On the walls of AT&T Labs’s hallways are old photographs of the first transatlantic phone call, five generations of Alexander Graham Bell’s family and other reminders of AT&T’s illustrious history.

But behind every door is a researcher racing to figure out how to move the telephone giant from the circuit-switched world into a packet-switched one.

For all their efforts, though, even Larry Rabiner, AT&T Labs vice-president of research, says the migration from circuit-switched to packet-switched nets is years away.

“We can’t just abandon the plain old telephone system for IP,” Rabiner said. “There first has to be a merging of the two networks.”

Rabiner has charged his staff of more than 2,000 researchers with figuring out a way to protect the company’s century-long investment in the traditional phone network while at the same time taking advantage of the benefits of packet-switched networks, such as lower equipment costs and no regulatory fees.

One of the hottest research projects underway at AT&T Labs — Wireless Integrated Services Protocol (WISP) — is designed to exploit packet-switching benefits.
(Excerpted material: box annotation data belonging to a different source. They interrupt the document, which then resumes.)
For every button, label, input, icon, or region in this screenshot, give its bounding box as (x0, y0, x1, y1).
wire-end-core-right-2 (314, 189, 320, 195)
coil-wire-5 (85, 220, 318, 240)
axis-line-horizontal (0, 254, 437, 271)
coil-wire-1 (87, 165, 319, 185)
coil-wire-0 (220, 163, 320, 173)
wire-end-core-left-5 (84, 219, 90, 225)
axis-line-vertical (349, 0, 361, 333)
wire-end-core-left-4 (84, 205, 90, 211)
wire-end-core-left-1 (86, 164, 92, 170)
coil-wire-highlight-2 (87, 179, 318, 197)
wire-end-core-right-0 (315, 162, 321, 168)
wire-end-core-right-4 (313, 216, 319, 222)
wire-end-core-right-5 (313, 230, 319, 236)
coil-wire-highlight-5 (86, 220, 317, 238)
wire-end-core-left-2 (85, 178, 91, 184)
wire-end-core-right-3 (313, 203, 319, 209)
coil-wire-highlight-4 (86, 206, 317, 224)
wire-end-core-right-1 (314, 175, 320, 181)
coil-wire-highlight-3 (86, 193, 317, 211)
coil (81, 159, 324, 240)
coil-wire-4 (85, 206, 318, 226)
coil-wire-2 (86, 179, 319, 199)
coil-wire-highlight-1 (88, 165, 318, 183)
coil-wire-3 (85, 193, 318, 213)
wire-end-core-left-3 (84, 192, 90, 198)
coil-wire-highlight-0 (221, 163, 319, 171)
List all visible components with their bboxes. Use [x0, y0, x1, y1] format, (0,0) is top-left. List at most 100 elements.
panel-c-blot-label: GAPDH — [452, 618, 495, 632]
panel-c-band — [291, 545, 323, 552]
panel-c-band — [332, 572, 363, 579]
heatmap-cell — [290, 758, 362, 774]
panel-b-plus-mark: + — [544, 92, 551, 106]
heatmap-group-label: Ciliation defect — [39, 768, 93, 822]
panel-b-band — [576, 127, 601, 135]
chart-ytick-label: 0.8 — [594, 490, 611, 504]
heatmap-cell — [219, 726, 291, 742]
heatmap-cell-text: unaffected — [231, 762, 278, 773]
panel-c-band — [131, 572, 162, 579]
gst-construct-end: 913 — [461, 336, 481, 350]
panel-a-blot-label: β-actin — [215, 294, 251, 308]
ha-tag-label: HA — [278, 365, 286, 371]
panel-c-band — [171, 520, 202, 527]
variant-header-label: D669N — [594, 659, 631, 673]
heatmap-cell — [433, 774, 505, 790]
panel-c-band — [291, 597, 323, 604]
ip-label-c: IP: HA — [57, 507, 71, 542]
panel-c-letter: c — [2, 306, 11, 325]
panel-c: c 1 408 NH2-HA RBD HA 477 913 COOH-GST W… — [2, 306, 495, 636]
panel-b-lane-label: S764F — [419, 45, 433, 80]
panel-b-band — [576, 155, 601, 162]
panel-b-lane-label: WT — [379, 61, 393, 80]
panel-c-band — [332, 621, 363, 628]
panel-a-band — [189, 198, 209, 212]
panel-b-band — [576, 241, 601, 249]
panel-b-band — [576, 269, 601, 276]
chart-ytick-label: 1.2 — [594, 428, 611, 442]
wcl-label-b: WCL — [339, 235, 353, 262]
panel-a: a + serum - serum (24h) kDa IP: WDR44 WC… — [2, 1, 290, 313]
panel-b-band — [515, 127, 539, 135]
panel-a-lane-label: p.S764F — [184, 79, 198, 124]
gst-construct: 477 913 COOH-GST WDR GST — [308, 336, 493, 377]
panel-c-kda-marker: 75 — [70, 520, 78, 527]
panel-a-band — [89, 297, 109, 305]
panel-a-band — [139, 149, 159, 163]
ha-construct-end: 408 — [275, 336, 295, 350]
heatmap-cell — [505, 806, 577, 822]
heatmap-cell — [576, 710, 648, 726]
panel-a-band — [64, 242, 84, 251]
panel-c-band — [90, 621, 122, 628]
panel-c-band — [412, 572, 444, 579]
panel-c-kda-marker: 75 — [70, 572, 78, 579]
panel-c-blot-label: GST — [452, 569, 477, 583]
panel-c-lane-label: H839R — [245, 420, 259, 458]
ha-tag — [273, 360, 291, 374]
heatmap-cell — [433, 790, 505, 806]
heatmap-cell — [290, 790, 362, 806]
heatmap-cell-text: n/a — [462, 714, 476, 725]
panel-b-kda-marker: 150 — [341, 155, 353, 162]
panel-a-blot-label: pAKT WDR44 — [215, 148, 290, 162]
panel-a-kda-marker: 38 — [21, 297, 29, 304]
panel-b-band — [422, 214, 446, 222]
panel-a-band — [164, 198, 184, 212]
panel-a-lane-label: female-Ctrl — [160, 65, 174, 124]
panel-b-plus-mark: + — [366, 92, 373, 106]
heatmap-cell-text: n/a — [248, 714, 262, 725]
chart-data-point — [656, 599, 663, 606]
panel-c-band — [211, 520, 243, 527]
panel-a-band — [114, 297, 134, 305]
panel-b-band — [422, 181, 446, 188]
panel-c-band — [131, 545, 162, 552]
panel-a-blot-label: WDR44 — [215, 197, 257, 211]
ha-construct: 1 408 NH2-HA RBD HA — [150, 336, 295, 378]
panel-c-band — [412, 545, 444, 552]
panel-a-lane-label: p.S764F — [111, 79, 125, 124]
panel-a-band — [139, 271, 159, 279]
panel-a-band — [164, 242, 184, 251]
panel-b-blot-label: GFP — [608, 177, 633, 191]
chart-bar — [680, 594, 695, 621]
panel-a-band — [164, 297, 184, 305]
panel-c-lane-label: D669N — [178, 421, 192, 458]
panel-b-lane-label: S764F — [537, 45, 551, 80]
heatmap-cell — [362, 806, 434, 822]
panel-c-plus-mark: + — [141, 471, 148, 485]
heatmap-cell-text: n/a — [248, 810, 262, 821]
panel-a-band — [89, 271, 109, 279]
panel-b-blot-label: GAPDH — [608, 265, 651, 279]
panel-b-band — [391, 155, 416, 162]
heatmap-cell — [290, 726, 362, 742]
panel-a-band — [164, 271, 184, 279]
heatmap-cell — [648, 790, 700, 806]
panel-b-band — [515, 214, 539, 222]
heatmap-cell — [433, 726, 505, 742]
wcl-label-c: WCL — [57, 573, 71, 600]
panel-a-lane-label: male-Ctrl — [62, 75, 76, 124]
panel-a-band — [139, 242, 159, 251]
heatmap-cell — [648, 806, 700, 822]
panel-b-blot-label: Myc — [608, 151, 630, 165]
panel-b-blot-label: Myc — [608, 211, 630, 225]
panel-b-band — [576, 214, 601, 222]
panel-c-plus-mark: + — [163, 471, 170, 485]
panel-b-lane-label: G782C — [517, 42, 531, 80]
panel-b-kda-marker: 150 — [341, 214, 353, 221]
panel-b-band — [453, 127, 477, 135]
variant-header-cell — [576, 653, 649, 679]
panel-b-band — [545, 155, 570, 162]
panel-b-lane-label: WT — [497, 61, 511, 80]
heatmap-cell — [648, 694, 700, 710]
WISP, which was developed by AT&T Labs researchers Cormac Sreenan and Partho Mishra, combines voice and data across wireless LANs.

Bluetooth, a similar project supported by Ericsson, IBM, Intel, Nokia and Toshiba, lets users connect devices, such as laptop computers, mobile phones and printers, without the use of cables. WISP takes this a step further by adding voice calls to the mix.

With WISP, users would be able to relocate their phones and PCs anytime without having to fuss with rewiring and reconfigurations.

The WISP network prototype features a modified handheld device, which is outfitted with a telephone receiver, a wireless LAN interface card and a 48MB Linux-based flashcard, hooked via radio waves to an Ethernet base station located nearby.

The base station, or hub, is connected to the LAN over an ATM backbone. A building could have base stations peppered around its floors. If a user moves out of one base station’s geographic range, another base will pick up the handheld’s signal and become the user’s master base station.

Developing the technology was tricky, Mishra said, because voice has a higher quality-of-service (QoS) requirement than data and, therefore, its packet delivery needs to be scheduled. With WISP, voice calls reserve the bandwidth they need when the call is established. The base station acts as the arbiter of traffic, deciding which packets get priority.

Mishra said the project works well in-house, but moving it outdoors could be challenging. “There isn’t as much bandwidth available as the technology needs,” he said. WISP is about five years from being fully implemented, Mishra said.

Although WISP still has a way to go, Rabiner said the migration to combined voice and data networks will happen sooner.

“We need to create intelligent services based on telephony,” he said. “But the services available today are a world apart from each other. We need universal broadband access from any device. Remember, there are 290 million phones in use today and they aren’t going anywhere.”